Помню, как искал я записную книжку, безуспешно и долго – нашел, наконец, в холодильнике и тупо изучал влажно-холодные страницы: у кого бы это стрельнуть на поправку здоровья? Да что на поправку – на спасение жизни, на вызволение из трясучего этого ада, на эфемерное хотя бы отдохновение рвущимся нервам – как и всякий образованный алкоголик, я склонен был к самой низкопробной патетике.
Не было их, не осталось – тех, у кого можно попытаться хотя бы вымолить. Каждый, одолжив мне раз, другой, третий, уяснил окончательно, кто я есть, и не то что дать денег – но и разговаривать со мной не стал бы. Был-оставался, правда, Илья Андреич, почетный бизнесмен и друг уничтоженной семьи. К помощи его я прибегал в самых редких случаях – но не было, не было выбора, и брезжил-маячил губительный край… Я, не попадая в кнопки, набирал бесконечно номер, наконец, кое-как справился – и телефон голосом секретарши Веры сообщил: не был, не вернулся, ожидается где-то к концу недели.
К концу недели!

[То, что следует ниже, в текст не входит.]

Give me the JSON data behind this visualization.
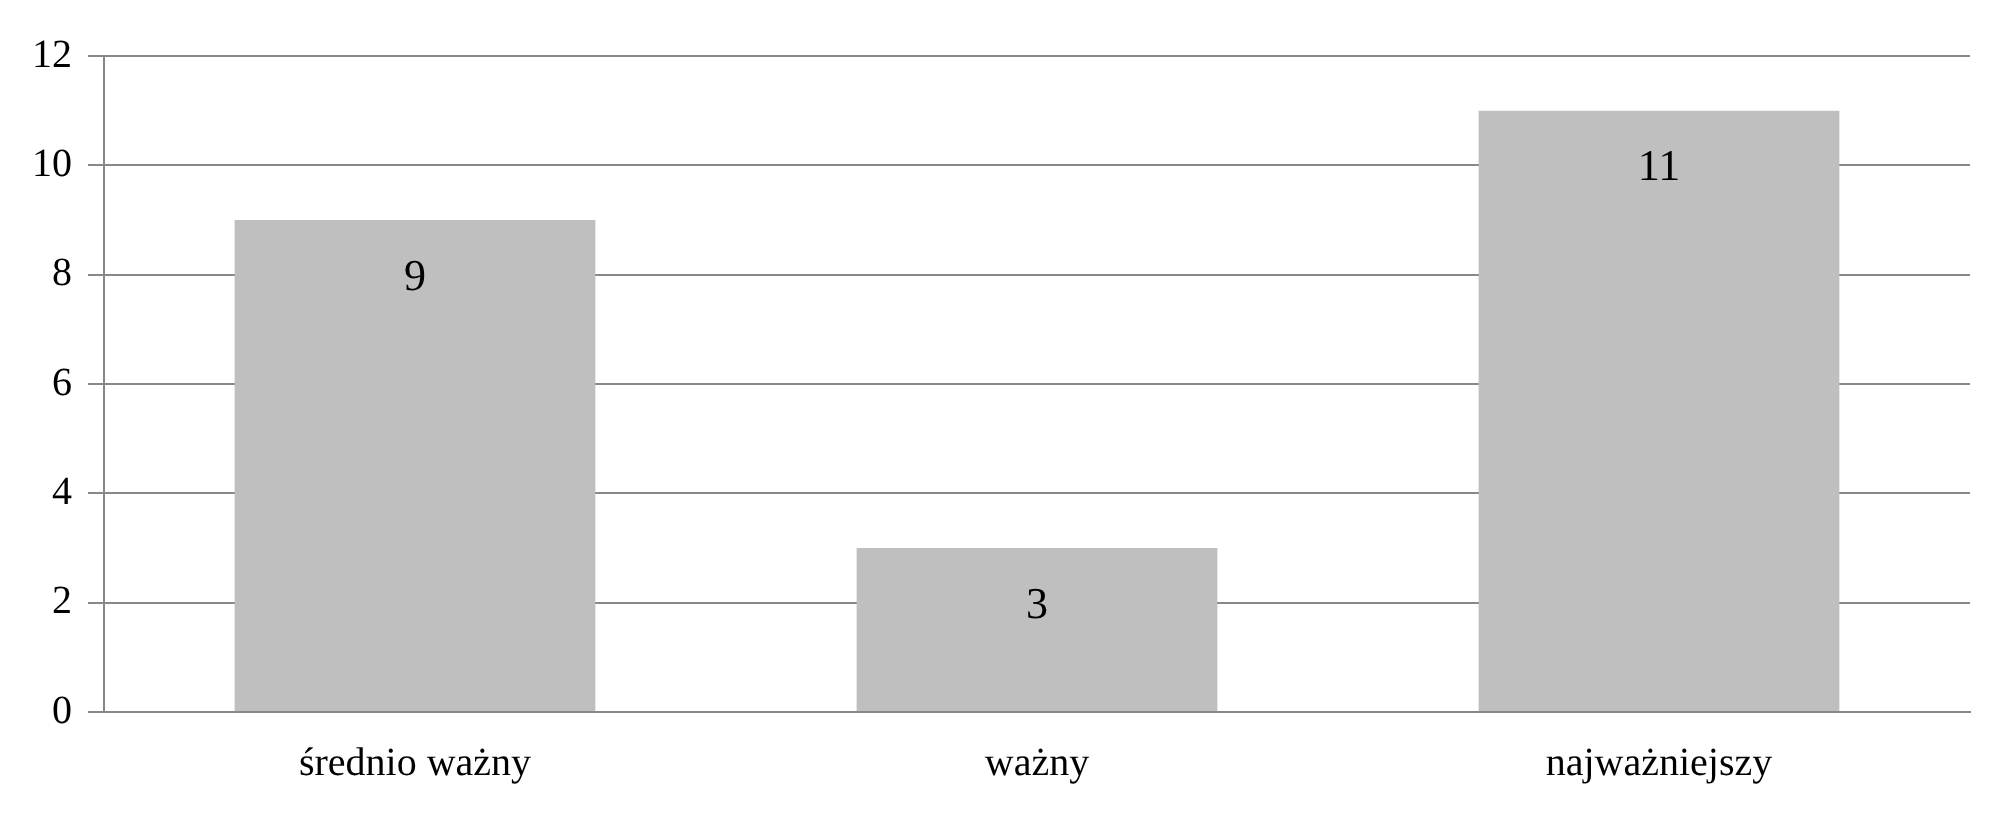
{
  "chart_data": {
    "type": "bar",
    "categories": [
      "średnio ważny",
      "ważny",
      "najważniejszy"
    ],
    "values": [
      9,
      3,
      11
    ],
    "color": "#bfbfbf",
    "ylim": [
      0,
      12
    ],
    "yticks": [
      0,
      2,
      4,
      6,
      8,
      10,
      12
    ],
    "grid": "y",
    "data_labels": true,
    "legend": false
  }
}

Как будто знал я, какой сейчас день, число, месяц, год… Это со мной всегда так бывало: алкоголь, как зловредный компьютерный вирус, уничтожал в памяти целые пласты информации, и восстанавливались они далеко не сразу – если восстанавливались вообще. По желтизне лимонной с той стороны окна я приблизительно лишь мог определить – осень, сентябрь-октябрь.
Одно было непреложно: ситуация безысходна, как безысходно все в разгромленной этой квартире, где тянет вонью нестерпимой из не выносимого хронически мусорного ведра; где паласы истертые прожжены в тысяче мест сигаретами; где балконная дверь хлопает и хлопает с равными интервалами, долбит безжалостно в мозжечок – а встать, пойти и закрыть ее никакой нет возможности – не хватит попросту сил повернуть ручку.